Climate data for Xingwen, elevation 367 m (1,204 ft), (1991–2020 normals, extremes 1981–present)
| Month | Jan | Feb | Mar | Apr | May | Jun | Jul | Aug | Sep | Oct | Nov | Dec | Year |
| Record high °C (°F) | 20.7 (69.3) | 27.4 (81.3) | 36.9 (98.4) | 35.3 (95.5) | 39.8 (103.6) | 39.7 (103.5) | 40.9 (105.6) | 42.7 (108.9) | 41.4 (106.5) | 34.9 (94.8) | 27.8 (82.0) | 21.1 (70.0) | 42.7 (108.9) |
| Mean daily maximum °C (°F) | 10.5 (50.9) | 13.7 (56.7) | 18.7 (65.7) | 24.3 (75.7) | 27.5 (81.5) | 29.3 (84.7) | 32.7 (90.9) | 32.7 (90.9) | 27.6 (81.7) | 21.5 (70.7) | 17.4 (63.3) | 11.8 (53.2) | 22.3 (72.2) |
| Daily mean °C (°F) | 7.7 (45.9) | 10.1 (50.2) | 14.2 (57.6) | 19.0 (66.2) | 22.2 (72.0) | 24.4 (75.9) | 27.2 (81.0) | 27.0 (80.6) | 23.0 (73.4) | 18.0 (64.4) | 13.9 (57.0) | 9.0 (48.2) | 18.0 (64.4) |
| Mean daily minimum °C (°F) | 5.8 (42.4) | 7.7 (45.9) | 11.1 (52.0) | 15.4 (59.7) | 18.4 (65.1) | 21.1 (70.0) | 23.4 (74.1) | 23.1 (73.6) | 20.1 (68.2) | 15.9 (60.6) | 11.7 (53.1) | 7.2 (45.0) | 15.1 (59.1) |
| Record low °C (°F) | −0.8 (30.6) | 0.0 (32.0) | 3.2 (37.8) | 6.0 (42.8) | 10.1 (50.2) | 15.0 (59.0) | 17.4 (63.3) | 18.0 (64.4) | 13.1 (55.6) | 8.2 (46.8) | 1.8 (35.2) | −1.6 (29.1) | −1.6 (29.1) |
| Average precipitation mm (inches) | 35.0 (1.38) | 30.2 (1.19) | 50.8 (2.00) | 81.9 (3.22) | 118.7 (4.67) | 176.1 (6.93) | 181.9 (7.16) | 188.3 (7.41) | 112.5 (4.43) | 90.0 (3.54) | 40.2 (1.58) | 34.3 (1.35) | 1,139.9 (44.86) |
| Average precipitation days (≥ 0.1 mm) | 17.2 | 13.3 | 14.7 | 14.0 | 15.9 | 18.0 | 14.4 | 12.7 | 15.5 | 20.1 | 14.6 | 15.3 | 185.7 |
| Average snowy days | 0.2 | 0.1 | 0 | 0 | 0 | 0 | 0 | 0 | 0 | 0 | 0 | 0.1 | 0.4 |
| Average relative humidity (%) | 85 | 81 | 78 | 76 | 76 | 81 | 79 | 78 | 83 | 87 | 85 | 86 | 81 |
| Mean monthly sunshine hours | 30.9 | 42.4 | 80.6 | 111.7 | 111.1 | 98.7 | 167.1 | 169.4 | 95.5 | 47.7 | 48.2 | 30.2 | 1,033.5 |
| Percentage possible sunshine | 9 | 13 | 22 | 29 | 26 | 24 | 40 | 42 | 26 | 14 | 15 | 9 | 22 |
Source: China Meteorological Administration

== Cuisine ==
Xingwen Black-boned Chicken Feast: The Xingwen Black-boned Chicken Feast uses Xingwen Mountain Black-boned Chicken, a national geographical indication product, as its main ingredient.

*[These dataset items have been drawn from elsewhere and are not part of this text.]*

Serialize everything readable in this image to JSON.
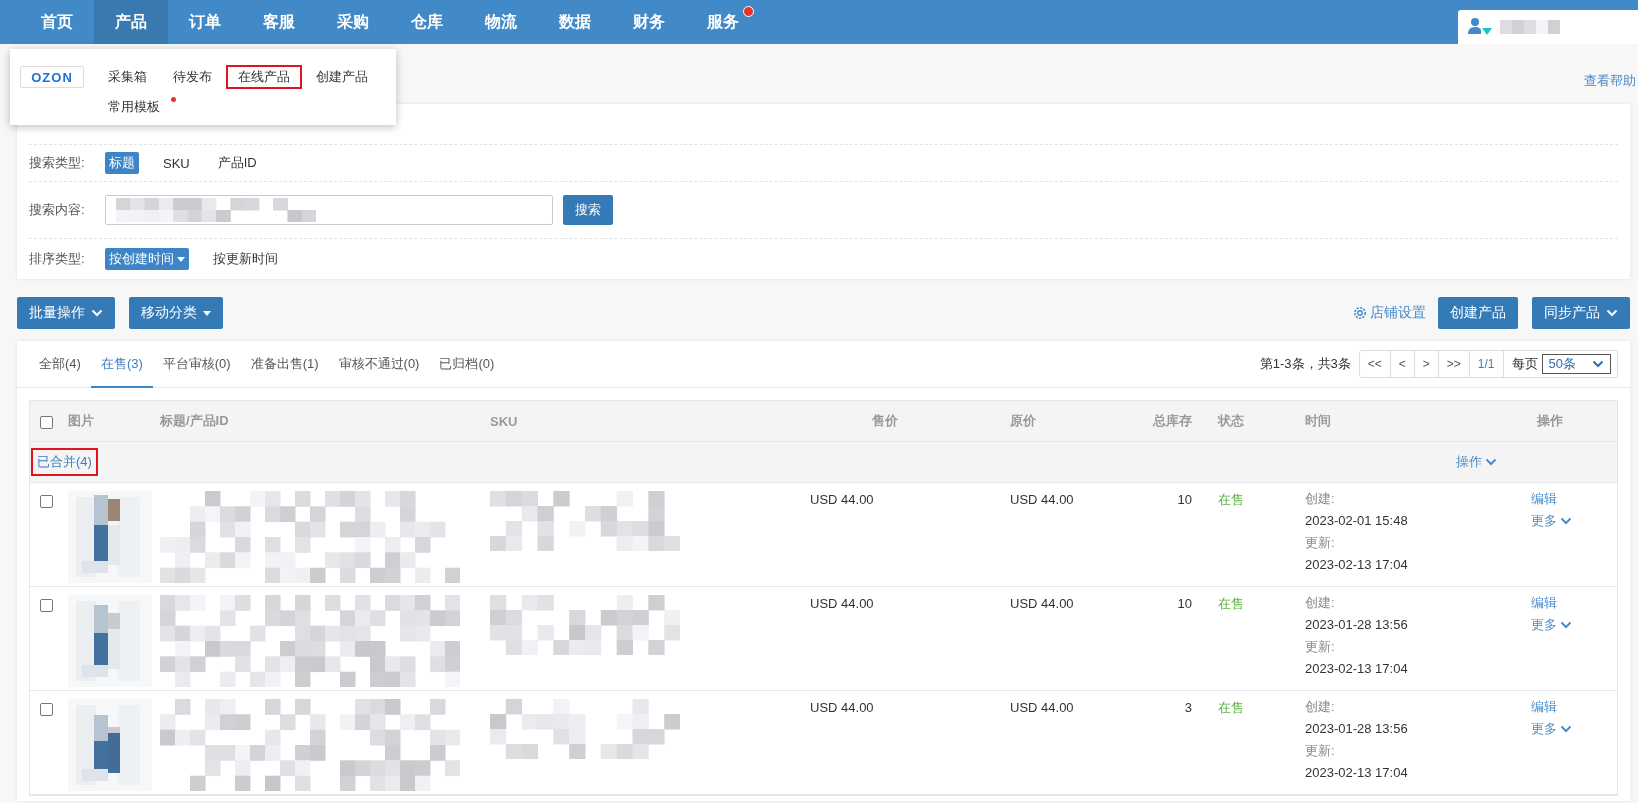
{
  "nav": {
    "items": [
      {
        "label": "首页",
        "selected": false,
        "notification": false
      },
      {
        "label": "产品",
        "selected": true,
        "notification": false
      },
      {
        "label": "订单",
        "selected": false,
        "notification": false
      },
      {
        "label": "客服",
        "selected": false,
        "notification": false
      },
      {
        "label": "采购",
        "selected": false,
        "notification": false
      },
      {
        "label": "仓库",
        "selected": false,
        "notification": false
      },
      {
        "label": "物流",
        "selected": false,
        "notification": false
      },
      {
        "label": "数据",
        "selected": false,
        "notification": false
      },
      {
        "label": "财务",
        "selected": false,
        "notification": false
      },
      {
        "label": "服务",
        "selected": false,
        "notification": true
      }
    ]
  },
  "dropdown": {
    "logo": "OZON",
    "items": [
      {
        "label": "采集箱",
        "highlighted": false,
        "notification": false
      },
      {
        "label": "待发布",
        "highlighted": false,
        "notification": false
      },
      {
        "label": "在线产品",
        "highlighted": true,
        "notification": false
      },
      {
        "label": "创建产品",
        "highlighted": false,
        "notification": false
      },
      {
        "label": "常用模板",
        "highlighted": false,
        "notification": true
      }
    ]
  },
  "help_link": "查看帮助",
  "filters": {
    "search_type": {
      "label": "搜索类型:",
      "options": [
        {
          "label": "标题",
          "selected": true
        },
        {
          "label": "SKU",
          "selected": false
        },
        {
          "label": "产品ID",
          "selected": false
        }
      ]
    },
    "search_content": {
      "label": "搜索内容:",
      "button": "搜索"
    },
    "sort_type": {
      "label": "排序类型:",
      "options": [
        {
          "label": "按创建时间",
          "selected": true
        },
        {
          "label": "按更新时间",
          "selected": false
        }
      ]
    }
  },
  "actions": {
    "left": [
      {
        "label": "批量操作",
        "kind": "chevron"
      },
      {
        "label": "移动分类",
        "kind": "triangle"
      }
    ],
    "settings_link": "店铺设置",
    "right": [
      {
        "label": "创建产品",
        "kind": "plain"
      },
      {
        "label": "同步产品",
        "kind": "chevron"
      }
    ]
  },
  "tabs": [
    {
      "label": "全部(4)",
      "selected": false
    },
    {
      "label": "在售(3)",
      "selected": true
    },
    {
      "label": "平台审核(0)",
      "selected": false
    },
    {
      "label": "准备出售(1)",
      "selected": false
    },
    {
      "label": "审核不通过(0)",
      "selected": false
    },
    {
      "label": "已归档(0)",
      "selected": false
    }
  ],
  "pagination": {
    "summary": "第1-3条，共3条",
    "buttons": [
      "<<",
      "<",
      ">",
      ">>"
    ],
    "page": "1/1",
    "per_page_label": "每页",
    "per_page": "50条"
  },
  "table": {
    "select_all_checked": false,
    "columns": [
      "图片",
      "标题/产品ID",
      "SKU",
      "售价",
      "原价",
      "总库存",
      "状态",
      "时间",
      "操作"
    ],
    "group": {
      "label": "已合并(4)",
      "highlighted": true,
      "action": "操作"
    },
    "rows": [
      {
        "checked": false,
        "price": "USD 44.00",
        "original_price": "USD 44.00",
        "stock": "10",
        "status": "在售",
        "created_label": "创建:",
        "created": "2023-02-01 15:48",
        "updated_label": "更新:",
        "updated": "2023-02-13 17:04",
        "edit": "编辑",
        "more": "更多"
      },
      {
        "checked": false,
        "price": "USD 44.00",
        "original_price": "USD 44.00",
        "stock": "10",
        "status": "在售",
        "created_label": "创建:",
        "created": "2023-01-28 13:56",
        "updated_label": "更新:",
        "updated": "2023-02-13 17:04",
        "edit": "编辑",
        "more": "更多"
      },
      {
        "checked": false,
        "price": "USD 44.00",
        "original_price": "USD 44.00",
        "stock": "3",
        "status": "在售",
        "created_label": "创建:",
        "created": "2023-01-28 13:56",
        "updated_label": "更新:",
        "updated": "2023-02-13 17:04",
        "edit": "编辑",
        "more": "更多"
      }
    ]
  }
}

Xingwen Liu's Wontons: Liu's wontons are characterized by their large size, smooth texture, refreshing taste, and fragrant aroma. When cooked, the broth is clear, and the wonton wrappers are thin and translucent.